Attention Bankers: Bernanke Is Providing You A Profitable Arbitrage On A Silver Platter

During yesterday's speech, Fed chairman Bernanke pointed out an odd occurrence in the Fed Funds market. Despite the fact that the Fed is paying interest on reserves at the target rate of 1%, Fed Funds are trading below 1% (As of yesterday, the effective Fed Funds rate was .52%). Why would banks seemingly loan out money below 1%, when they can get 1% from the Fed. Well they are not. Here is what is going on :
Regarding interest rate policy, although further reductions from the current federal funds rate target of 1 percent are certainly feasible, at this point the scope for using conventional interest rate policies to support the economy is obviously limited. Indeed, the actual federal funds rate has been trading consistently below the Committee's 1 percent target in recent weeks, reflecting the large quantity of reserves that our lending activities have put into the system. In principle, our ability to pay interest on excess reserves at a rate equal to the funds rate target, as we have been doing, should keep the actual rate near the target, because banks should have no incentive to lend overnight funds at a rate lower than what they can receive from the Federal Reserve. In practice, however, several factors have served to depress the market rate below the target.

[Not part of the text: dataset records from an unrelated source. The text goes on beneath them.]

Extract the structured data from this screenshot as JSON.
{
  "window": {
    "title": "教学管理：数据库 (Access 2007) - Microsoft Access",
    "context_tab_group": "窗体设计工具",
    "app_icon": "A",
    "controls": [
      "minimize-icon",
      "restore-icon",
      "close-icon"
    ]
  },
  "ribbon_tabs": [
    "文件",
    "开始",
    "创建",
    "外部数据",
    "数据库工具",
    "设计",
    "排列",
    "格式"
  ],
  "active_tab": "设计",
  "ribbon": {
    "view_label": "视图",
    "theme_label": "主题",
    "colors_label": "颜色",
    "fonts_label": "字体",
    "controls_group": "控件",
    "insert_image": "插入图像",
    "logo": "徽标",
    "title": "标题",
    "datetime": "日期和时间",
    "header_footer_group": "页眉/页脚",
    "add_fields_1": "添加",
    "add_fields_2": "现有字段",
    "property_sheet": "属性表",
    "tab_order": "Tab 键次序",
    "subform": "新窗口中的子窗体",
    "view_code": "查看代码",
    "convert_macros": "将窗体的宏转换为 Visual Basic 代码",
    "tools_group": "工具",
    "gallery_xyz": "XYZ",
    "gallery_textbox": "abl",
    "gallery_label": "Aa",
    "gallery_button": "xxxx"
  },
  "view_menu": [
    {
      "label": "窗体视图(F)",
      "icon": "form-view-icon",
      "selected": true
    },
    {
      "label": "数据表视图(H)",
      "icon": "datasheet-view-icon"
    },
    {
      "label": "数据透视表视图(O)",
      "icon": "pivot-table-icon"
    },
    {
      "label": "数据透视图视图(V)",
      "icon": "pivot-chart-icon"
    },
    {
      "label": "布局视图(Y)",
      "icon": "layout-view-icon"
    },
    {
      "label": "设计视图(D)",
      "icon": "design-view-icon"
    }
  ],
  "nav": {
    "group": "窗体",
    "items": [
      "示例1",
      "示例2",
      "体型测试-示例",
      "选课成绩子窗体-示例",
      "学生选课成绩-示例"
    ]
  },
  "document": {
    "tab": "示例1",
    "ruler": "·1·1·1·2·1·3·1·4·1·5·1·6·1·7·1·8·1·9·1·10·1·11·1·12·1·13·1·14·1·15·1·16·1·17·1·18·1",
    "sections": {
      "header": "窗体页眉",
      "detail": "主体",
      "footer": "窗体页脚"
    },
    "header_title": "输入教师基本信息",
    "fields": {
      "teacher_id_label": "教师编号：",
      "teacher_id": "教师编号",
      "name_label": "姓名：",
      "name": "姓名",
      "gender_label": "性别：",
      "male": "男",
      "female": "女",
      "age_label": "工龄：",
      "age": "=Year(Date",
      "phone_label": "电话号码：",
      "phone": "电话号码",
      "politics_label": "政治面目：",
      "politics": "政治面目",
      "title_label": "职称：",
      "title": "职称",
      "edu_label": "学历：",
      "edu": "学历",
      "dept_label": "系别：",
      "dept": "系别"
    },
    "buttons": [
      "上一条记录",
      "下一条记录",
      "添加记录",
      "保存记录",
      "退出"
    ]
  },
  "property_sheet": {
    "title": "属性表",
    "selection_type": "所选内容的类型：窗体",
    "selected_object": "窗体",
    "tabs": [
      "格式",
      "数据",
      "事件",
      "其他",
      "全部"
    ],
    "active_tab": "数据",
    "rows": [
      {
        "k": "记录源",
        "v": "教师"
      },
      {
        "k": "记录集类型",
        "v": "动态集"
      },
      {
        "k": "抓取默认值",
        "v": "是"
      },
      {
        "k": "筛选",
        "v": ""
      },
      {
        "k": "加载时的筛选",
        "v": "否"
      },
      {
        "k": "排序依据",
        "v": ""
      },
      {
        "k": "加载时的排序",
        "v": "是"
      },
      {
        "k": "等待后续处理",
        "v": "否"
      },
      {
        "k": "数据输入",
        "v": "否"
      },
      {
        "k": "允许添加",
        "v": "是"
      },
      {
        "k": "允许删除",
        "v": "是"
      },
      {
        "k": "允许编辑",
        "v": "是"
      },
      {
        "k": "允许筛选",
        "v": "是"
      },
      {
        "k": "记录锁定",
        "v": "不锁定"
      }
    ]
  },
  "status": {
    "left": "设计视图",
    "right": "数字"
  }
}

One such factor is the presence in the market of large suppliers of funds, notably the government-sponsored enterprises (GSEs) Fannie Mae and Freddie Mac, which are not eligible to receive interest on reserves and are thus willing to lend overnight federal funds at rates below the target.
As of yesterday, the effective Fed Funds rate was .52%, which provided Bernanke the opportunity in a footnote to his speech to point to a riskless arbitrage for bankers:

Banks have an incentive to borrow from the GSEs and then redeposit the funds at the Federal Reserve; as a result, banks earn a sure profit equal to the difference between the rate they pay the GSEs and the rate they receive on excess reserves. However, thus far, this type of arbitrage has not been occurring on a sufficient scale, perhaps because banks have not yet fully adjusted their reserve-management practices to take advantage of this opportunity.


  1. Can I ask a dumb question? Why does Fannie or Freddie have reserves with the Fed? Is this a new thing? Can GM trade in the fed funds market too?

  2. Bob,

    GSEs (which includes Frannie and Fredde), some international institutions have had accounts with the Fed and also the Treasury (which is parking all those huge reserves at the Fed).

    None of these entities are being paid interest by the Fed on their deposits.